If you look at the diagram above you can see that, according to the cosine of the angle between these vectors, both of these words are deemed to be similar. In other words, cosine similarity ignores the magnitude of the vectors, and focuses only on the direction. Even though there is a large difference in magnitude between the vectors in the first diagram, there’s no difference between the angles in both examples.

In many cases, this doesn’t seem to be an issue, and whatever method you use will depend on your own use case. But, interesting research has shown that the length of these vectors is related to the significance of the word in the text on which word embeddings were trained.

More specifically, “*For words to be used in many different contexts, they must carry little meaning. Prime examples of such insignificant words are high-frequency stop words, which are indeed represented by short vectors despite their high term frequencie*s”.

In other words, the more a word is used in different contexts, the more the embedding represents a weighted average of the word, and this average impacts the length of the vector making it shorter. In theory, the cosine approach would miss this magnitude difference, whereas something like WMD would not.

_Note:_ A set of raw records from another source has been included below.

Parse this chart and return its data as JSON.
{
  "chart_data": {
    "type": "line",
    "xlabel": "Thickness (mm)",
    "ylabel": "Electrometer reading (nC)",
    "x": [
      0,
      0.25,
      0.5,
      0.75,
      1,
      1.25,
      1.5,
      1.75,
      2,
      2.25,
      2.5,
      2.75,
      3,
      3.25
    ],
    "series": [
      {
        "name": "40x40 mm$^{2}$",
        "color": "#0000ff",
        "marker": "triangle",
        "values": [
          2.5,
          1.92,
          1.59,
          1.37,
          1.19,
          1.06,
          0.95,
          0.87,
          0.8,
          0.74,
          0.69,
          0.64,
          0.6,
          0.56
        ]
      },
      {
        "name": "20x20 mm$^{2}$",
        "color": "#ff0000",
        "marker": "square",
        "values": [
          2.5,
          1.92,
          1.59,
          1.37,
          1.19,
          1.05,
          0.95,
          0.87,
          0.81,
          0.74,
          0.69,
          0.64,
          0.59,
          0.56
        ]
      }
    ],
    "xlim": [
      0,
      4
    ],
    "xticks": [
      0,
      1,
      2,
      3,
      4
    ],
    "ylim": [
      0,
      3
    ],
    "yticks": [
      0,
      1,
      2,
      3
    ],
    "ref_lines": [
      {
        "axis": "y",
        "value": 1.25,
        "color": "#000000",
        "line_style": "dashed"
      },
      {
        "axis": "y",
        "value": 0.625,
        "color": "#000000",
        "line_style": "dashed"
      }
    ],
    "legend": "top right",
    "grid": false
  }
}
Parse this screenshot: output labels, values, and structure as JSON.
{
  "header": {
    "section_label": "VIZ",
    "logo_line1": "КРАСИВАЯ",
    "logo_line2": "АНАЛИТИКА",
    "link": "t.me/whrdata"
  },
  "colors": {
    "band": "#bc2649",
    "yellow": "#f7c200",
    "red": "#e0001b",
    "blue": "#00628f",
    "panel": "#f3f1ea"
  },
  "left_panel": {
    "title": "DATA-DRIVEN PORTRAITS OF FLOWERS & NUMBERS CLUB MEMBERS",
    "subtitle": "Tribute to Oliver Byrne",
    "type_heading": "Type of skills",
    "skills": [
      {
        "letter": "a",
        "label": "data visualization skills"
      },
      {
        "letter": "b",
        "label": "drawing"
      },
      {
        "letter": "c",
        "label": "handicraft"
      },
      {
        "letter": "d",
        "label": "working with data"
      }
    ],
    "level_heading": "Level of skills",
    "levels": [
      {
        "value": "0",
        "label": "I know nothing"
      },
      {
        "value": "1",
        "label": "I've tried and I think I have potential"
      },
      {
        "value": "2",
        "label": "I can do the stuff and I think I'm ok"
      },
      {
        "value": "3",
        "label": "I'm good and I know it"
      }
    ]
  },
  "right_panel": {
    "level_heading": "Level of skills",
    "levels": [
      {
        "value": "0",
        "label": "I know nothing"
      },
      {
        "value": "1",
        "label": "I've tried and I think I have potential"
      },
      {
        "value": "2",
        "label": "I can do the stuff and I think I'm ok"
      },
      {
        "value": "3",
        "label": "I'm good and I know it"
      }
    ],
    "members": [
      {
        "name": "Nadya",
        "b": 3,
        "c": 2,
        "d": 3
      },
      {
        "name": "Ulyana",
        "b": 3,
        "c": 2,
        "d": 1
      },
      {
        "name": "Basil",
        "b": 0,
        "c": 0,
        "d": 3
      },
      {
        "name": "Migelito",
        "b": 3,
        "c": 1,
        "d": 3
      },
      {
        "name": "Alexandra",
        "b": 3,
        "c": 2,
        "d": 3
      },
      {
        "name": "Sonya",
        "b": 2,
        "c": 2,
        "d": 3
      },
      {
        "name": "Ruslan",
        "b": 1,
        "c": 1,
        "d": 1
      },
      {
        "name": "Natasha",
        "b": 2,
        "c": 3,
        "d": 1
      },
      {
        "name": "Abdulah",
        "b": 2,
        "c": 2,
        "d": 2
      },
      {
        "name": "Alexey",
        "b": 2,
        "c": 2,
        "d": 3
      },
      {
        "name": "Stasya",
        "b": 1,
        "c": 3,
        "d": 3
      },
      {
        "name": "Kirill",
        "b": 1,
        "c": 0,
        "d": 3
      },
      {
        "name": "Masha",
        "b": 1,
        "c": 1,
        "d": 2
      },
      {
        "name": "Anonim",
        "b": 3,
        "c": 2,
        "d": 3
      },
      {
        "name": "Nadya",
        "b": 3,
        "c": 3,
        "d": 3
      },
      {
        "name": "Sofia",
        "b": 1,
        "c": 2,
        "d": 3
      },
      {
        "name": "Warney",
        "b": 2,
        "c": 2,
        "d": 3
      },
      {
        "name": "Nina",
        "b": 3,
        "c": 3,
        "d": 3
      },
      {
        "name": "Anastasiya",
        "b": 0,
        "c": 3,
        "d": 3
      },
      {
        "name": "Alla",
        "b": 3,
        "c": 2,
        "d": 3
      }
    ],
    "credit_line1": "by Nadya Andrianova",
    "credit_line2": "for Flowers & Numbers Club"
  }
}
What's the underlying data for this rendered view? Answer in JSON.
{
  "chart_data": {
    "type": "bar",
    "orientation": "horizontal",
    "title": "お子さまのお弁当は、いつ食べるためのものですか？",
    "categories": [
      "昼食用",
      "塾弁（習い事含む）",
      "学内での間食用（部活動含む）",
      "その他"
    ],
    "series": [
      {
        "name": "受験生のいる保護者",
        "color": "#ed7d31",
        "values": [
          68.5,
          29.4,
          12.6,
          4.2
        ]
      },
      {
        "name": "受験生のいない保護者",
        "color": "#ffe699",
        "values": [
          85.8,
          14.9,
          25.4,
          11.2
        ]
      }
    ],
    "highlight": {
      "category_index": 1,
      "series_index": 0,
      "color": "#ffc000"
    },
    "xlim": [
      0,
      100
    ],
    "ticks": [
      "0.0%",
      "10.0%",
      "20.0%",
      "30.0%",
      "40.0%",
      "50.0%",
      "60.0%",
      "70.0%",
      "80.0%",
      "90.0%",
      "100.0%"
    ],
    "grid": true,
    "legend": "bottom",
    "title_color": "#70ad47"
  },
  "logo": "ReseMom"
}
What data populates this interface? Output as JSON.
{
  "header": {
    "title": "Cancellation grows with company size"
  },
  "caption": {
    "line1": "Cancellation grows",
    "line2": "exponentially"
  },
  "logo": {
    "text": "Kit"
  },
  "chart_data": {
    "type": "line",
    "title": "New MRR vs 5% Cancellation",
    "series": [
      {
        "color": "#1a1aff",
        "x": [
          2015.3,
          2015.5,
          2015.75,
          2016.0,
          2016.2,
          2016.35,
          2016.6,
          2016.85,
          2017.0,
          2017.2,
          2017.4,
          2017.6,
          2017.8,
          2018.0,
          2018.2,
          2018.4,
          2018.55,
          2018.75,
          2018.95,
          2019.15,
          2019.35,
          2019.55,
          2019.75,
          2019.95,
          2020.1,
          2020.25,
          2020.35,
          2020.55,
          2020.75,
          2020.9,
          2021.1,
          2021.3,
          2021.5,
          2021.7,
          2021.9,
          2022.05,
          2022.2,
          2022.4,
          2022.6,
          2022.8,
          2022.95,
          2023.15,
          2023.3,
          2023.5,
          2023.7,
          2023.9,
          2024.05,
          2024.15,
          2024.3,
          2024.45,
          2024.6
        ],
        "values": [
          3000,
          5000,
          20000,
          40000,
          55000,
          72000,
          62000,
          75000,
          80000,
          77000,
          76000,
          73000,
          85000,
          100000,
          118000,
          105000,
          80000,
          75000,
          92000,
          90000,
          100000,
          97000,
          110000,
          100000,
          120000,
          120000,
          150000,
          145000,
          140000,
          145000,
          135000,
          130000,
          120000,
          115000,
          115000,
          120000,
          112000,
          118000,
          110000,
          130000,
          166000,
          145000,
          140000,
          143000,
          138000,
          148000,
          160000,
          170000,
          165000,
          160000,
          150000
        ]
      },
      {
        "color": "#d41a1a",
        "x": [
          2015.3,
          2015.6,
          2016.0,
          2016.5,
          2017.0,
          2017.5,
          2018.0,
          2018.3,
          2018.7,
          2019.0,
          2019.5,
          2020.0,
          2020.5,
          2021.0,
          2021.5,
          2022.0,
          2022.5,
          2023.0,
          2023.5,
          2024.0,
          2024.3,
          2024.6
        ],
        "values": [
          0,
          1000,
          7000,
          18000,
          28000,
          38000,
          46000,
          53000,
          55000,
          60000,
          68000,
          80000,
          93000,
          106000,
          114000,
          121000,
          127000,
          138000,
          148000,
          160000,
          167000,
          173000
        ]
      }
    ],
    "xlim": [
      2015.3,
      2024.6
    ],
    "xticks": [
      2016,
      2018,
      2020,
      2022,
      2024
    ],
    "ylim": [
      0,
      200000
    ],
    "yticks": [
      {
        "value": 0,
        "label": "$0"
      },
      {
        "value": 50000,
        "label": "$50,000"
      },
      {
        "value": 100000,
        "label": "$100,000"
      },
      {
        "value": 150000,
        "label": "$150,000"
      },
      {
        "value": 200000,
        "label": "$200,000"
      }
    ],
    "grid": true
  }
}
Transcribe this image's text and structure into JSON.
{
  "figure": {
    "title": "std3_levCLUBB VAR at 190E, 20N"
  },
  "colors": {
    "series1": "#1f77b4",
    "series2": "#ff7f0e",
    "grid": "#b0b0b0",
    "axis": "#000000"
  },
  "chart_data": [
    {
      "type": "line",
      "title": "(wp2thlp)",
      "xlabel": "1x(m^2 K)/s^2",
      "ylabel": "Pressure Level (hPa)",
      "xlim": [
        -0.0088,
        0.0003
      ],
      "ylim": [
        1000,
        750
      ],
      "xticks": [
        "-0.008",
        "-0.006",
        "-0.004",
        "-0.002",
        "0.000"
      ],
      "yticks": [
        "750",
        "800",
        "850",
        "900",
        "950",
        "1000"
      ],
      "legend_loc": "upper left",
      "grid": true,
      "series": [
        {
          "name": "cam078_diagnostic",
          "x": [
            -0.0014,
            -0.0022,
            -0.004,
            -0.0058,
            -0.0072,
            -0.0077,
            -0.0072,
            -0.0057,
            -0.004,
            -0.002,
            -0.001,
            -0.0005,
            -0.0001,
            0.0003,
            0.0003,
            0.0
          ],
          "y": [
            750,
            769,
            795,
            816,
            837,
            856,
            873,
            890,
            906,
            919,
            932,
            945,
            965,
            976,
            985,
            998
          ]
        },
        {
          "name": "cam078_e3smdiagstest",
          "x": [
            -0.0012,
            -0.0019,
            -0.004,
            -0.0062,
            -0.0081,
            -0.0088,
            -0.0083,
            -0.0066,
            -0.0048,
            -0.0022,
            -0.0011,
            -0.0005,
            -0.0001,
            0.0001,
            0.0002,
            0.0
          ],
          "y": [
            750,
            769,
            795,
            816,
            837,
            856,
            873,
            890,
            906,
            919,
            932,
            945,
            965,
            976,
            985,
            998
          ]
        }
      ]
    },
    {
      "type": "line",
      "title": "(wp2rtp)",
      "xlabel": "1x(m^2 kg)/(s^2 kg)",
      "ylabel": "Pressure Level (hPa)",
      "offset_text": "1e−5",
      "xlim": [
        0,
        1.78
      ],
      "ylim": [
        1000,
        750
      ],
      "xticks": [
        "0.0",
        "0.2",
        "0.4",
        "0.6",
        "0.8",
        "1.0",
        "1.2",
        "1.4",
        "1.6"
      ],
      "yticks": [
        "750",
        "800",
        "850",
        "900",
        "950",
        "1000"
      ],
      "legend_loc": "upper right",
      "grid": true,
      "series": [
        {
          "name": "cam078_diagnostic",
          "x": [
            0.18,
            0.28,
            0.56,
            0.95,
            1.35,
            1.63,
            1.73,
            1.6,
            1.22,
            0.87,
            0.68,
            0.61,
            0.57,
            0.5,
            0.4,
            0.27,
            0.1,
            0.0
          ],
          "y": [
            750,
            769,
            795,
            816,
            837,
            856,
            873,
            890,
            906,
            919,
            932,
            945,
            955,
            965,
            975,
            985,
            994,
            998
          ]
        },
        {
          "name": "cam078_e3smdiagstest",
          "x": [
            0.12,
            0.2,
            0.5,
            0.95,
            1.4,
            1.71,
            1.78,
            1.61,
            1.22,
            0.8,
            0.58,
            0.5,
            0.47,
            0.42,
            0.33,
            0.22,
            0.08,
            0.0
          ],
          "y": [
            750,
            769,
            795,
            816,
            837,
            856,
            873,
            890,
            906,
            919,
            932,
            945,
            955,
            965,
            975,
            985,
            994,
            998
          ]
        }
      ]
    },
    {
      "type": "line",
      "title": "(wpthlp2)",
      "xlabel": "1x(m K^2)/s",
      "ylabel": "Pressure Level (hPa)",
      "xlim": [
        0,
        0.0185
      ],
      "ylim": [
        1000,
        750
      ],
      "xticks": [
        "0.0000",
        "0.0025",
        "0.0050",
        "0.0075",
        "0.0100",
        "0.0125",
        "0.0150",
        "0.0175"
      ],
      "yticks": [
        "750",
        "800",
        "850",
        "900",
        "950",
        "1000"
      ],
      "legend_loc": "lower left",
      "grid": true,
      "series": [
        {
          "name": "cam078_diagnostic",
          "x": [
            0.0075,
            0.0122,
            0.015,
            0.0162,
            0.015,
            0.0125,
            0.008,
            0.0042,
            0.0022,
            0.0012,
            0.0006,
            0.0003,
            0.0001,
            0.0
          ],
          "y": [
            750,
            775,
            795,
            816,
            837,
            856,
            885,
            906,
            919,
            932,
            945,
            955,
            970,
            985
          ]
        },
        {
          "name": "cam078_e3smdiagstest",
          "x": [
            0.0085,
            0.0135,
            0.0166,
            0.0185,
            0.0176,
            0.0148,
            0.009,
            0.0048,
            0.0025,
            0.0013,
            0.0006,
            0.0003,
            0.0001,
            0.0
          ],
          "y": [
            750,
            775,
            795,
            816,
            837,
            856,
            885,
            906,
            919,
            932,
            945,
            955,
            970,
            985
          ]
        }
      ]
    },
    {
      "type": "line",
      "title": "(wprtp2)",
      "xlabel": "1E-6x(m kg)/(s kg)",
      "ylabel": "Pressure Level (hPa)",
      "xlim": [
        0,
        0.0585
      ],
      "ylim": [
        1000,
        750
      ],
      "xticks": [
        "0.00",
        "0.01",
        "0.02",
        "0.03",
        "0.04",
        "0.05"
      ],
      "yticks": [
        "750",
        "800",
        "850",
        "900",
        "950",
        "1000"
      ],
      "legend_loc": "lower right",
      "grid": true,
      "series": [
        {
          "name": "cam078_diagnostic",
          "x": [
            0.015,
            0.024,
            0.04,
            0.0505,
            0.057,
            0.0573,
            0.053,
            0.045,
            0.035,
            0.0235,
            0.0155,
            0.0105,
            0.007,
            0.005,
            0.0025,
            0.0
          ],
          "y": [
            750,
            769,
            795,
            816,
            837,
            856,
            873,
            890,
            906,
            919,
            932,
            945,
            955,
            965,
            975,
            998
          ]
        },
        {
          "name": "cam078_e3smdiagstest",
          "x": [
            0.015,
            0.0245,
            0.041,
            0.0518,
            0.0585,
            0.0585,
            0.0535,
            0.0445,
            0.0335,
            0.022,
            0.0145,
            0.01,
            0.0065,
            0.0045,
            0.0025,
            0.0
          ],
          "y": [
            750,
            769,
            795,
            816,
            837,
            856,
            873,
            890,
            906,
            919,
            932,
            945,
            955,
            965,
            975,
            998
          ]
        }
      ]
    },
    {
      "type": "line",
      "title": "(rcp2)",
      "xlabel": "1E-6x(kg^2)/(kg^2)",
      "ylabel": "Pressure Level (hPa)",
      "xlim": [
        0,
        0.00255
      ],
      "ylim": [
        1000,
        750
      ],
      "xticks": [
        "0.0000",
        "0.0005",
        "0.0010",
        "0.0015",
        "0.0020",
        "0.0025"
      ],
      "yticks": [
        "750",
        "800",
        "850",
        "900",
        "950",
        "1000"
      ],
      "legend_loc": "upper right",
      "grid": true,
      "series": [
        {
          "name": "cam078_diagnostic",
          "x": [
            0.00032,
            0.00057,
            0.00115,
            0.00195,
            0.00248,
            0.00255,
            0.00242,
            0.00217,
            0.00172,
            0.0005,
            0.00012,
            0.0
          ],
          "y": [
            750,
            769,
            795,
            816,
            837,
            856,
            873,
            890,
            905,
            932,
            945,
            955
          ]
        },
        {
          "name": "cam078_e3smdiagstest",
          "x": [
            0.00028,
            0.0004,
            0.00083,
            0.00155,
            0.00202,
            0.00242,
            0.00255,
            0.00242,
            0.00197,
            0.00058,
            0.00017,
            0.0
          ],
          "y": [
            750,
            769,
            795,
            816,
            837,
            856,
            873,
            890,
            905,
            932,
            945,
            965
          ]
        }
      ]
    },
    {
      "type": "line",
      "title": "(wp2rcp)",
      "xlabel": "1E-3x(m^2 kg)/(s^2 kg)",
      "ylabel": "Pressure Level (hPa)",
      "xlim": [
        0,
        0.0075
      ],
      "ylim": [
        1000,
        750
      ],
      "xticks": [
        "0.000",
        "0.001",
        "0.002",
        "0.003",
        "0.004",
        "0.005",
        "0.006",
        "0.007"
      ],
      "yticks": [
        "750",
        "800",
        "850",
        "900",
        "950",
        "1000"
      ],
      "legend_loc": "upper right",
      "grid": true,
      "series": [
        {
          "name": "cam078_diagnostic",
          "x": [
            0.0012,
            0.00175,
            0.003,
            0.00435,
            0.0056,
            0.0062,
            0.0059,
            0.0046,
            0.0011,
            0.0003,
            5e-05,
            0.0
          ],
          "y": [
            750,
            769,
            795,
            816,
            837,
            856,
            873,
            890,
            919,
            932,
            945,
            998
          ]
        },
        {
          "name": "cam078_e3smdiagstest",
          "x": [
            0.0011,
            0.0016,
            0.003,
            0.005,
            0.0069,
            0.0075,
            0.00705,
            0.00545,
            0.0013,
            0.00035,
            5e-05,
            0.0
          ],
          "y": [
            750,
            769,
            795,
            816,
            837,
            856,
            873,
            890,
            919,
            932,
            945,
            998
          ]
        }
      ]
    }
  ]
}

In practice, this might not make much difference to your results if you’re looking to classify text based on sentiment or things like that. However, for individual cases it could impact individual sentence similarity. The best approach would always be to try both methods (or one of the many other distance metrics we haven’t touched on here), and see which words are best for your approach. You could end up using a weighted average of both if you find that works best in all cases.

When comparing these methods, you should also consider the fact that most embeddings used are contextual, in that models like BERT generate many different embeddings to capture the different meaning of a word depending on its usage. This could also have an impact on which method you use.

Again, the best approach is to try both and see which is the best for your specific use case.

## Final considerations

In this post, we explored WD from an ML perspective, to understand how to use it to measure the similarity between two text sequences. To do this, we spent some time on the general idea of a distance metric, and how we can use simple distance approaches to measure seemingly different concepts, such as the similarity between probability distributions and piles of dirt, as well as words and sentences.

The key was to understand the different ways we can represent each problem. If we can represent it in some form of a metric space, then we can apply EMD to it and, based on the amount of “work” we need to do, understand the similarity of entities in that space.

We discussed how this approach can also be used to measure the similarity of words via WMD, some differences in the WMD method, and more common methods like cosine similarity.

The one thing we didn’t address were any shortcomings with the WMD approach. The main one is that it’s difficult to use on large documents due to its computational complexity. However, this is an area of ongoing research and new methods that aim to significantly speed up WMD calculations, thus enabling it for larger texts.

Similarly, further work has attempted to expand WMD to sentences via the Sentence Movers distance (SMD), which claims to show improved results by using both word and sentence embeddings to accurately extract semantic similarity from sequences of text.

This continues to be an exciting and rapidly developing field, and I can’t wait to see what comes next. Thanks for reading!

Other resources:

- Discrete example of EMD: This is a great post showing a discrete example of the EMD. It was this approach I used as the basis for the RGB diagrams. It’s just a great example of good data visualization to help explain a problem or concept.
- WD math deep dive: I found this video lecture on WD very useful and accessible. If you want to get much more detail behind the math for WD I recommend this video.
- More WD math: This was another video I found very helpful to understand how to derive a simple (discrete) form of the WD with a worked example.